April 24 (Wed) Alex Psomas Theory and Practice of Fair Food Allocation
Food rescue organizations worldwide are leading programs aimed at addressing food waste and food insecurity. Food Drop is such a program, run by the non-governmental organization Indy Hunger Network (IHN), in the state of Indiana, in the United States. Food Drop matches truck drivers with rejected truckloads of food — food that would otherwise be discarded at a landfill — to food banks. Matching decisions are currently made by the Food Assistance Programs Manager of IHN. In this talk, I will discuss a partnership with IHN with the goal of completely automating Food Drop.
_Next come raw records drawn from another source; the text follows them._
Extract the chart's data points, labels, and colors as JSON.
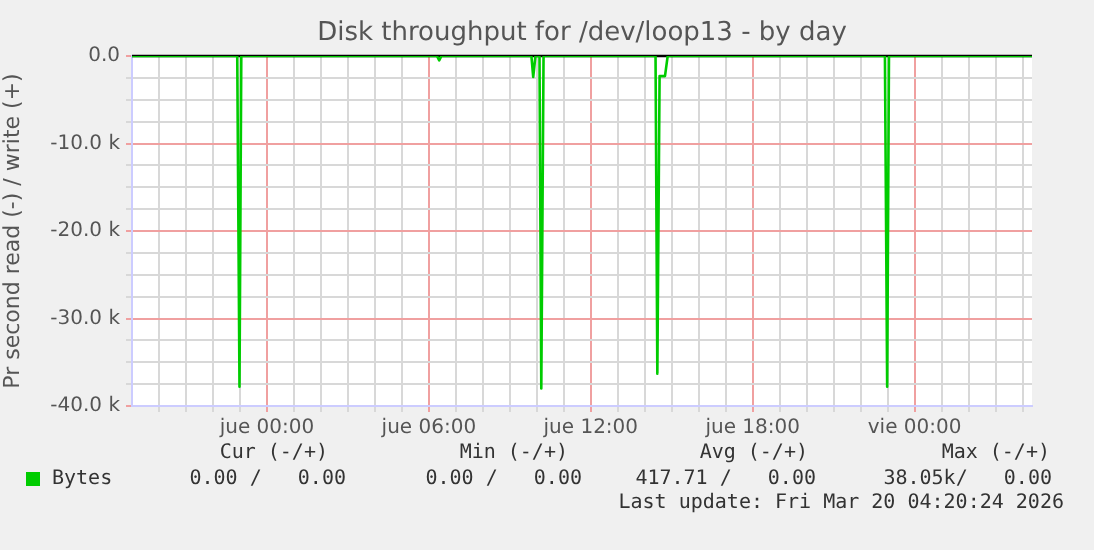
{
  "chart_data": {
    "type": "line",
    "title": "Disk throughput for /dev/loop13 - by day",
    "ylabel": "Pr second read (-) / write (+)",
    "series": [
      {
        "name": "Bytes",
        "color": "#00cc00",
        "x": [
          "2026-03-18T19:00",
          "2026-03-18T22:54",
          "2026-03-18T22:59",
          "2026-03-18T23:03",
          "2026-03-19T06:18",
          "2026-03-19T06:23",
          "2026-03-19T06:28",
          "2026-03-19T09:48",
          "2026-03-19T09:52",
          "2026-03-19T09:57",
          "2026-03-19T10:06",
          "2026-03-19T10:10",
          "2026-03-19T10:15",
          "2026-03-19T14:24",
          "2026-03-19T14:28",
          "2026-03-19T14:33",
          "2026-03-19T14:36",
          "2026-03-19T14:45",
          "2026-03-19T14:51",
          "2026-03-19T22:54",
          "2026-03-19T22:59",
          "2026-03-19T23:03",
          "2026-03-20T04:21"
        ],
        "values": [
          0,
          0,
          -37800,
          0,
          0,
          -500,
          0,
          0,
          -2400,
          0,
          0,
          -38000,
          0,
          0,
          -36300,
          -2300,
          -2300,
          -2300,
          0,
          0,
          -37800,
          0,
          0
        ]
      }
    ],
    "xlim": [
      "2026-03-18T19:00",
      "2026-03-20T04:21"
    ],
    "xticks": [
      {
        "value": "2026-03-18T20:00",
        "label": null
      },
      {
        "value": "2026-03-18T21:00",
        "label": null
      },
      {
        "value": "2026-03-18T22:00",
        "label": null
      },
      {
        "value": "2026-03-18T23:00",
        "label": null
      },
      {
        "value": "2026-03-19T00:00",
        "label": "jue 00:00"
      },
      {
        "value": "2026-03-19T01:00",
        "label": null
      },
      {
        "value": "2026-03-19T02:00",
        "label": null
      },
      {
        "value": "2026-03-19T03:00",
        "label": null
      },
      {
        "value": "2026-03-19T04:00",
        "label": null
      },
      {
        "value": "2026-03-19T05:00",
        "label": null
      },
      {
        "value": "2026-03-19T06:00",
        "label": "jue 06:00"
      },
      {
        "value": "2026-03-19T07:00",
        "label": null
      },
      {
        "value": "2026-03-19T08:00",
        "label": null
      },
      {
        "value": "2026-03-19T09:00",
        "label": null
      },
      {
        "value": "2026-03-19T10:00",
        "label": null
      },
      {
        "value": "2026-03-19T11:00",
        "label": null
      },
      {
        "value": "2026-03-19T12:00",
        "label": "jue 12:00"
      },
      {
        "value": "2026-03-19T13:00",
        "label": null
      },
      {
        "value": "2026-03-19T14:00",
        "label": null
      },
      {
        "value": "2026-03-19T15:00",
        "label": null
      },
      {
        "value": "2026-03-19T16:00",
        "label": null
      },
      {
        "value": "2026-03-19T17:00",
        "label": null
      },
      {
        "value": "2026-03-19T18:00",
        "label": "jue 18:00"
      },
      {
        "value": "2026-03-19T19:00",
        "label": null
      },
      {
        "value": "2026-03-19T20:00",
        "label": null
      },
      {
        "value": "2026-03-19T21:00",
        "label": null
      },
      {
        "value": "2026-03-19T22:00",
        "label": null
      },
      {
        "value": "2026-03-19T23:00",
        "label": null
      },
      {
        "value": "2026-03-20T00:00",
        "label": "vie 00:00"
      },
      {
        "value": "2026-03-20T01:00",
        "label": null
      },
      {
        "value": "2026-03-20T02:00",
        "label": null
      },
      {
        "value": "2026-03-20T03:00",
        "label": null
      },
      {
        "value": "2026-03-20T04:00",
        "label": null
      }
    ],
    "ylim": [
      -40000,
      0
    ],
    "yticks": [
      {
        "value": -40000,
        "label": "-40.0 k"
      },
      {
        "value": -37500,
        "label": null
      },
      {
        "value": -35000,
        "label": null
      },
      {
        "value": -32500,
        "label": null
      },
      {
        "value": -30000,
        "label": "-30.0 k"
      },
      {
        "value": -27500,
        "label": null
      },
      {
        "value": -25000,
        "label": null
      },
      {
        "value": -22500,
        "label": null
      },
      {
        "value": -20000,
        "label": "-20.0 k"
      },
      {
        "value": -17500,
        "label": null
      },
      {
        "value": -15000,
        "label": null
      },
      {
        "value": -12500,
        "label": null
      },
      {
        "value": -10000,
        "label": "-10.0 k"
      },
      {
        "value": -7500,
        "label": null
      },
      {
        "value": -5000,
        "label": null
      },
      {
        "value": -2500,
        "label": null
      },
      {
        "value": 0,
        "label": "0.0"
      }
    ],
    "ref_lines": [
      {
        "axis": "y",
        "value": 0,
        "color": "#000000"
      }
    ],
    "grid": true,
    "legend": "bottom left",
    "marker": "none",
    "line_style": "solid",
    "annotations": [
      "Cur (-/+)",
      "Min (-/+)",
      "Avg (-/+)",
      "Max (-/+)",
      "0.00 /   0.00",
      "0.00 /   0.00",
      "417.71 /   0.00",
      "38.05k/   0.00",
      "Last update: Fri Mar 20 04:20:24 2026"
    ]
  }
}
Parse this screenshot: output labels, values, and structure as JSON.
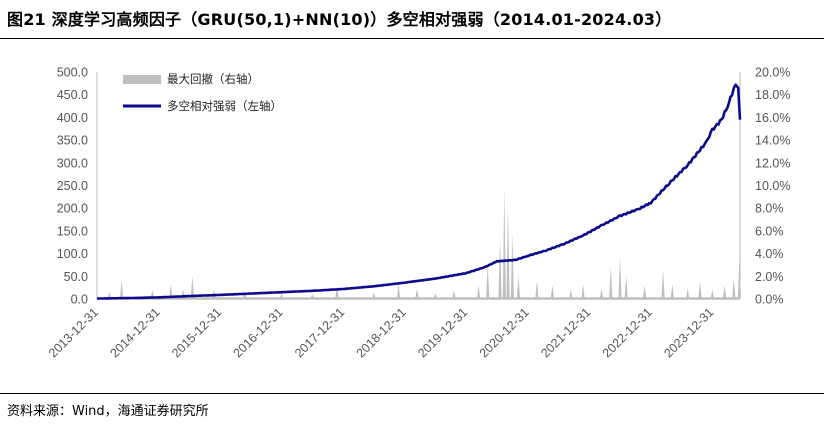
{
  "title": "图21 深度学习高频因子（GRU(50,1)+NN(10)）多空相对强弱（2014.01-2024.03）",
  "source": "资料来源：Wind，海通证券研究所",
  "chart_data": {
    "type": "line+area",
    "x_tick_labels": [
      "2013-12-31",
      "2014-12-31",
      "2015-12-31",
      "2016-12-31",
      "2017-12-31",
      "2018-12-31",
      "2019-12-31",
      "2020-12-31",
      "2021-12-31",
      "2022-12-31",
      "2023-12-31"
    ],
    "left_axis": {
      "min": 0,
      "max": 500,
      "step": 50,
      "tick_labels": [
        "0.0",
        "50.0",
        "100.0",
        "150.0",
        "200.0",
        "250.0",
        "300.0",
        "350.0",
        "400.0",
        "450.0",
        "500.0"
      ]
    },
    "right_axis": {
      "min": 0,
      "max": 0.2,
      "step": 0.02,
      "tick_labels": [
        "0.0%",
        "2.0%",
        "4.0%",
        "6.0%",
        "8.0%",
        "10.0%",
        "12.0%",
        "14.0%",
        "16.0%",
        "18.0%",
        "20.0%"
      ]
    },
    "legend": [
      {
        "label": "最大回撤（右轴）",
        "color": "#bfbfbf",
        "kind": "area"
      },
      {
        "label": "多空相对强弱（左轴）",
        "color": "#0b0b8c",
        "kind": "line"
      }
    ],
    "series": [
      {
        "name": "多空相对强弱（左轴）",
        "axis": "left",
        "color": "#0b0b8c",
        "points": [
          [
            2014.0,
            1.0
          ],
          [
            2014.5,
            2.0
          ],
          [
            2015.0,
            3.5
          ],
          [
            2015.5,
            6.5
          ],
          [
            2016.0,
            9.0
          ],
          [
            2016.5,
            12.0
          ],
          [
            2017.0,
            15.0
          ],
          [
            2017.5,
            18.0
          ],
          [
            2018.0,
            22.0
          ],
          [
            2018.5,
            28.0
          ],
          [
            2019.0,
            36.0
          ],
          [
            2019.5,
            45.0
          ],
          [
            2020.0,
            57.0
          ],
          [
            2020.3,
            70.0
          ],
          [
            2020.5,
            83.0
          ],
          [
            2020.8,
            86.0
          ],
          [
            2021.0,
            95.0
          ],
          [
            2021.3,
            107.0
          ],
          [
            2021.6,
            122.0
          ],
          [
            2021.9,
            140.0
          ],
          [
            2022.2,
            162.0
          ],
          [
            2022.5,
            183.0
          ],
          [
            2022.8,
            198.0
          ],
          [
            2023.0,
            212.0
          ],
          [
            2023.3,
            255.0
          ],
          [
            2023.6,
            295.0
          ],
          [
            2023.9,
            345.0
          ],
          [
            2024.0,
            372.0
          ],
          [
            2024.15,
            395.0
          ],
          [
            2024.25,
            425.0
          ],
          [
            2024.32,
            452.0
          ],
          [
            2024.38,
            472.0
          ],
          [
            2024.42,
            465.0
          ],
          [
            2024.45,
            395.0
          ]
        ]
      },
      {
        "name": "最大回撤（右轴）",
        "axis": "right",
        "color": "#bfbfbf",
        "spikes": [
          [
            2014.2,
            0.006
          ],
          [
            2014.4,
            0.016
          ],
          [
            2014.9,
            0.008
          ],
          [
            2015.2,
            0.013
          ],
          [
            2015.4,
            0.008
          ],
          [
            2015.55,
            0.02
          ],
          [
            2015.9,
            0.008
          ],
          [
            2016.4,
            0.005
          ],
          [
            2017.0,
            0.005
          ],
          [
            2017.5,
            0.004
          ],
          [
            2017.9,
            0.011
          ],
          [
            2018.5,
            0.006
          ],
          [
            2018.9,
            0.014
          ],
          [
            2019.2,
            0.009
          ],
          [
            2019.5,
            0.005
          ],
          [
            2019.8,
            0.007
          ],
          [
            2020.2,
            0.012
          ],
          [
            2020.35,
            0.03
          ],
          [
            2020.55,
            0.055
          ],
          [
            2020.62,
            0.098
          ],
          [
            2020.68,
            0.082
          ],
          [
            2020.75,
            0.058
          ],
          [
            2020.85,
            0.02
          ],
          [
            2021.15,
            0.016
          ],
          [
            2021.4,
            0.012
          ],
          [
            2021.7,
            0.008
          ],
          [
            2021.9,
            0.013
          ],
          [
            2022.2,
            0.009
          ],
          [
            2022.35,
            0.028
          ],
          [
            2022.5,
            0.037
          ],
          [
            2022.6,
            0.02
          ],
          [
            2022.9,
            0.012
          ],
          [
            2023.2,
            0.026
          ],
          [
            2023.35,
            0.013
          ],
          [
            2023.6,
            0.009
          ],
          [
            2023.8,
            0.016
          ],
          [
            2024.0,
            0.008
          ],
          [
            2024.2,
            0.012
          ],
          [
            2024.35,
            0.018
          ],
          [
            2024.44,
            0.034
          ]
        ]
      }
    ]
  }
}
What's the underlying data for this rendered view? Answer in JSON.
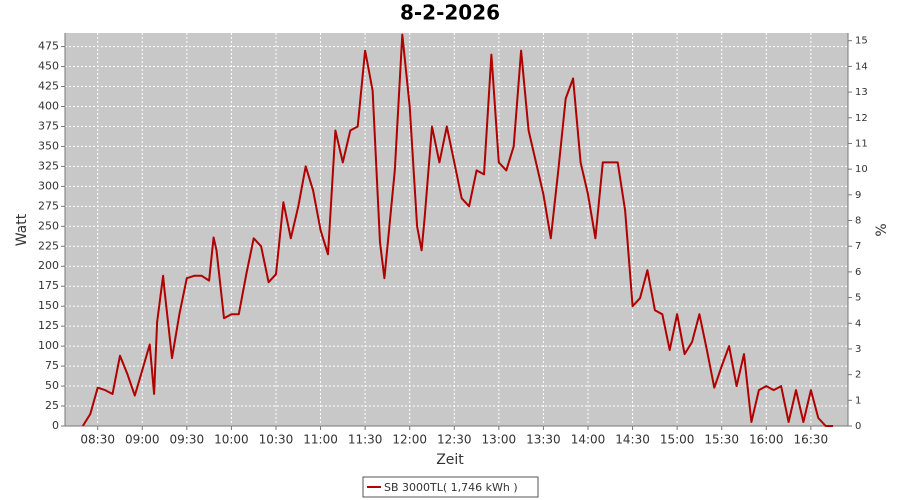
{
  "chart_data": {
    "type": "line",
    "title": "8-2-2026",
    "x_label": "Zeit",
    "y_label": "Watt",
    "y2_label": "%",
    "x": [
      "08:20",
      "08:25",
      "08:30",
      "08:35",
      "08:40",
      "08:45",
      "08:50",
      "08:55",
      "09:00",
      "09:05",
      "09:08",
      "09:10",
      "09:14",
      "09:15",
      "09:20",
      "09:25",
      "09:30",
      "09:35",
      "09:40",
      "09:45",
      "09:48",
      "09:50",
      "09:55",
      "10:00",
      "10:05",
      "10:10",
      "10:15",
      "10:20",
      "10:25",
      "10:30",
      "10:35",
      "10:40",
      "10:45",
      "10:50",
      "10:55",
      "11:00",
      "11:05",
      "11:10",
      "11:15",
      "11:20",
      "11:25",
      "11:30",
      "11:35",
      "11:40",
      "11:43",
      "11:50",
      "11:55",
      "12:00",
      "12:05",
      "12:08",
      "12:10",
      "12:15",
      "12:20",
      "12:25",
      "12:30",
      "12:35",
      "12:40",
      "12:45",
      "12:50",
      "12:55",
      "13:00",
      "13:05",
      "13:10",
      "13:15",
      "13:20",
      "13:25",
      "13:30",
      "13:35",
      "13:40",
      "13:45",
      "13:50",
      "13:55",
      "14:00",
      "14:05",
      "14:10",
      "14:15",
      "14:20",
      "14:25",
      "14:30",
      "14:35",
      "14:40",
      "14:45",
      "14:50",
      "14:55",
      "15:00",
      "15:05",
      "15:10",
      "15:15",
      "15:20",
      "15:25",
      "15:30",
      "15:35",
      "15:40",
      "15:45",
      "15:50",
      "15:55",
      "16:00",
      "16:05",
      "16:10",
      "16:15",
      "16:20",
      "16:25",
      "16:30",
      "16:35",
      "16:40",
      "16:45"
    ],
    "series": [
      {
        "name": "SB 3000TL( 1,746 kWh )",
        "color": "#b00000",
        "values": [
          0,
          15,
          48,
          45,
          40,
          88,
          65,
          38,
          70,
          102,
          40,
          130,
          188,
          170,
          85,
          140,
          185,
          188,
          188,
          182,
          236,
          220,
          135,
          140,
          140,
          190,
          235,
          225,
          180,
          190,
          280,
          235,
          275,
          325,
          295,
          245,
          215,
          370,
          330,
          370,
          375,
          470,
          420,
          230,
          185,
          320,
          490,
          400,
          250,
          220,
          260,
          375,
          330,
          375,
          330,
          285,
          275,
          320,
          315,
          465,
          330,
          320,
          350,
          470,
          370,
          330,
          290,
          235,
          320,
          410,
          435,
          330,
          290,
          235,
          330,
          330,
          330,
          270,
          150,
          160,
          195,
          145,
          140,
          95,
          140,
          90,
          105,
          140,
          95,
          48,
          75,
          100,
          50,
          90,
          5,
          45,
          50,
          45,
          50,
          5,
          45,
          5,
          45,
          10,
          0,
          0
        ]
      }
    ],
    "xlim": [
      "08:08",
      "16:55"
    ],
    "xticks": [
      "08:30",
      "09:00",
      "09:30",
      "10:00",
      "10:30",
      "11:00",
      "11:30",
      "12:00",
      "12:30",
      "13:00",
      "13:30",
      "14:00",
      "14:30",
      "15:00",
      "15:30",
      "16:00",
      "16:30"
    ],
    "ylim": [
      0,
      492
    ],
    "yticks": [
      0,
      25,
      50,
      75,
      100,
      125,
      150,
      175,
      200,
      225,
      250,
      275,
      300,
      325,
      350,
      375,
      400,
      425,
      450,
      475
    ],
    "y2lim": [
      0,
      15.3
    ],
    "y2ticks": [
      0,
      1,
      2,
      3,
      4,
      5,
      6,
      7,
      8,
      9,
      10,
      11,
      12,
      13,
      14,
      15
    ],
    "grid": true
  }
}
Motivated by this collaboration, I will present a series of theoretical models and results for the fair division of indivisible goods, with each model refining our understanding of the essence of IHN’s problem. These results directly informed our choice of algorithm for matching drivers to food banks for the platform we built for IHN.
 
May 1 (Wed) Anson Kahng Automating Ethical Decision-Making with Virtual Democracy
Virtual democracy aims to automate ethical decision-making by learning models of individuals’ ethical preferences and letting these models participate in elections over possible actions. My work studies aggregation methods, or voting rules, for making a final decision based on predicted votes. I will discuss our efforts to implement virtual democracy through a partnership with a nonprofit organization in the context of food rescue. (This talk will hopefully dovetail nicely with Alex’s talk the previous week!)